Dependent Verification

If you wish to enroll a dependent in one or more of your insurance plans, you may need to submit documents to verify that your dependent is eligible for coverage. The documentation you'll need to provide depends on the type of insurance coverage, when the dependent was added, and the type of dependent. Please see below for specifics. All documents must be received within 30 days of enrolling your dependent. (Please note that your dependent's enrollment date is the day you enroll your dependent through our website or the date we receive your paper enrollment form, not the date your dependent's coverage begins.)

What kind of documentation do I need to provide to add a dependent to my plan?

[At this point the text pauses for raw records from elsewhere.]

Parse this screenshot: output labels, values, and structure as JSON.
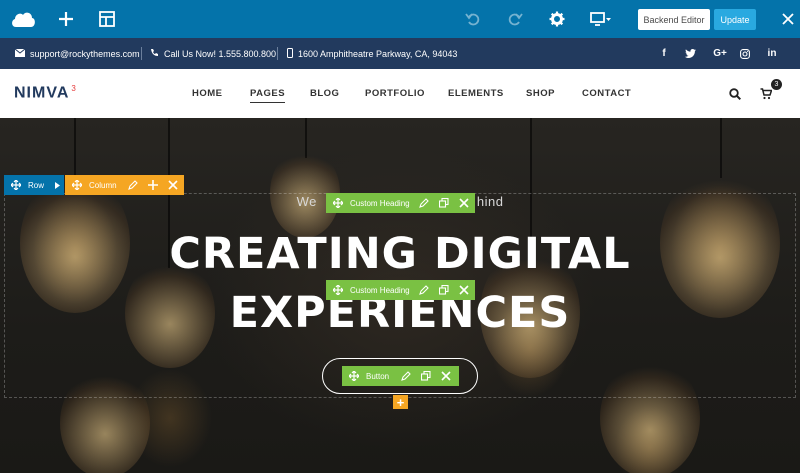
{
  "editor_toolbar": {
    "backend_editor_label": "Backend Editor",
    "update_label": "Update",
    "icons": [
      "cloud-icon",
      "plus-icon",
      "layout-icon",
      "undo-icon",
      "redo-icon",
      "gear-icon",
      "monitor-icon",
      "close-icon"
    ]
  },
  "info_bar": {
    "email": "support@rockythemes.com",
    "phone": "Call Us Now! 1.555.800.800",
    "address": "1600 Amphitheatre Parkway, CA, 94043",
    "social": [
      {
        "name": "facebook-icon",
        "glyph": "f"
      },
      {
        "name": "twitter-icon",
        "glyph": "t"
      },
      {
        "name": "google-plus-icon",
        "glyph": "G+"
      },
      {
        "name": "instagram-icon",
        "glyph": ""
      },
      {
        "name": "linkedin-icon",
        "glyph": "in"
      }
    ]
  },
  "nav": {
    "logo_text": "NIMVA",
    "logo_sup": "3",
    "items": [
      {
        "label": "HOME",
        "active": false
      },
      {
        "label": "PAGES",
        "active": true
      },
      {
        "label": "BLOG",
        "active": false
      },
      {
        "label": "PORTFOLIO",
        "active": false
      },
      {
        "label": "ELEMENTS",
        "active": false
      },
      {
        "label": "SHOP",
        "active": false
      },
      {
        "label": "CONTACT",
        "active": false
      }
    ],
    "cart_count": "3"
  },
  "hero": {
    "subheading_start": "We",
    "subheading_end": "hind",
    "title_line1": "CREATING DIGITAL",
    "title_line2": "EXPERIENCES"
  },
  "controls": {
    "row_label": "Row",
    "column_label": "Column",
    "heading_label_1": "Custom Heading",
    "heading_label_2": "Custom Heading",
    "button_label": "Button",
    "add_glyph": "+"
  },
  "colors": {
    "editor_bar": "#0473aa",
    "info_bar": "#223a5e",
    "row_control": "#0473aa",
    "column_control": "#f5a623",
    "element_control": "#7ac143",
    "update_button": "#29a9e0"
  }
}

  • Child (for health, dental, and life insurance):
    • Added when you enrolled or during open enrollment
      • Your child has the same last name as you: No documentation required.
      • Your child has a different last name than you: Birth certificate, or adoption or guardianship papers.
    • Added due to a qualifying event
      • New child: Birth certificate, or adoption or guardianship papers.
      • Your child lost previous coverage:
        1. Birth certificate, or adoption or guardianship papers
          and
        2. Proof of loss of prior coverage in the form of a HIPAA Certificate or other written proof from your dependent's previous insurer.
  • Child enrolled as a full-time student (dental and life insurance): If you enrolled a child age 20 or older on your dental or term life insurance plan, you will receive a Dependent Eligibility Form from Guardian by mail. You must return this form to Guardian by faxing it to the number at the bottom of this page to show that your child is enrolled as a full-time student at an accredited school. If you misplace your form, you can download a copy from the Resource Section of the billing and enrollment website.
  • Child age 26-29 (health insurance): Young adult dependents age 26-29 cannot be added to your coverage through out website. Please consult the Guide to Young Adult Dependent Coverage for information on enrollment and required documentation.
  • Spouse (health, dental, and life insurance):
    • Added when you enrolled or during open enrollment
      • Your spouse has the same last name as you: No documentation required.
      • Your spouse has a different last name than you: Marriage license.
    • Added due to qualifying event
      • You got married: Marriage license
      • Your spouse lost previous coverage:
        1. Marriage license (if spouse has a different last name)
          and
        2. Proof of loss of prior coverage in the form of a HIPPA Certificate or other written proof from your spouse's previous insurer.
  • Spouse age 65 or older (health insurance):
    1. Marriage license (if spouse has a different last name)
      and
    2. Proof that he or she is not eligible for Medicare. This proof can be his or her Social Security Statement or a physician's statement with proof of disability or end-stage renal disease.
  • Domestic Partner (health and dental insurance):
    • Added at any time, whether or not you have the same last name:
      • State domestic partner registration
        or
      • Domestic partner affidavit, proof of cohabitation, and proof of joint responsibility for common welfare and financial obligations as demonstrated by at least two of the following:
        • A joint mortgage or lease;
        • Evidence of shared rental payments of joint residence;
        • Evidence of a common household and shared household expenses;
        • Evidence of status of domestic partner as representative payee for the your government benefits;
        • Evidence of joint responsibility for child care;
        • Evidence of a shared household budget for the purpose of receiving government benefits;
        • Designation of domestic partner as beneficiary for life insurance or retirement benefits;
        • Joint wills, or will designating domestic partner as executor and/or primary beneficiary;
        • Designation of domestic partner as your representative in a durable power of attorney or health care proxy;
        • Ownership of joint bank account, joint credit card, joint ownership of a motor vehicle (or other major item of personal property), or other evidence of joint financial responsibility;
        • Affidavit by shared creditor swearing to financial interdependence between you and domestic partner;
        • Other items of proof sufficient to establish economic interdependency.
  • Domestic Partner age 65 or older (health insurance):
    1. State domestic partner registration or affidavit (see above)
      and
    2. Proof that he or she is not eligible for Medicare. This proof can be his or her Social Security Statement or a physician's statement with proof of disability or end-stage renal disease.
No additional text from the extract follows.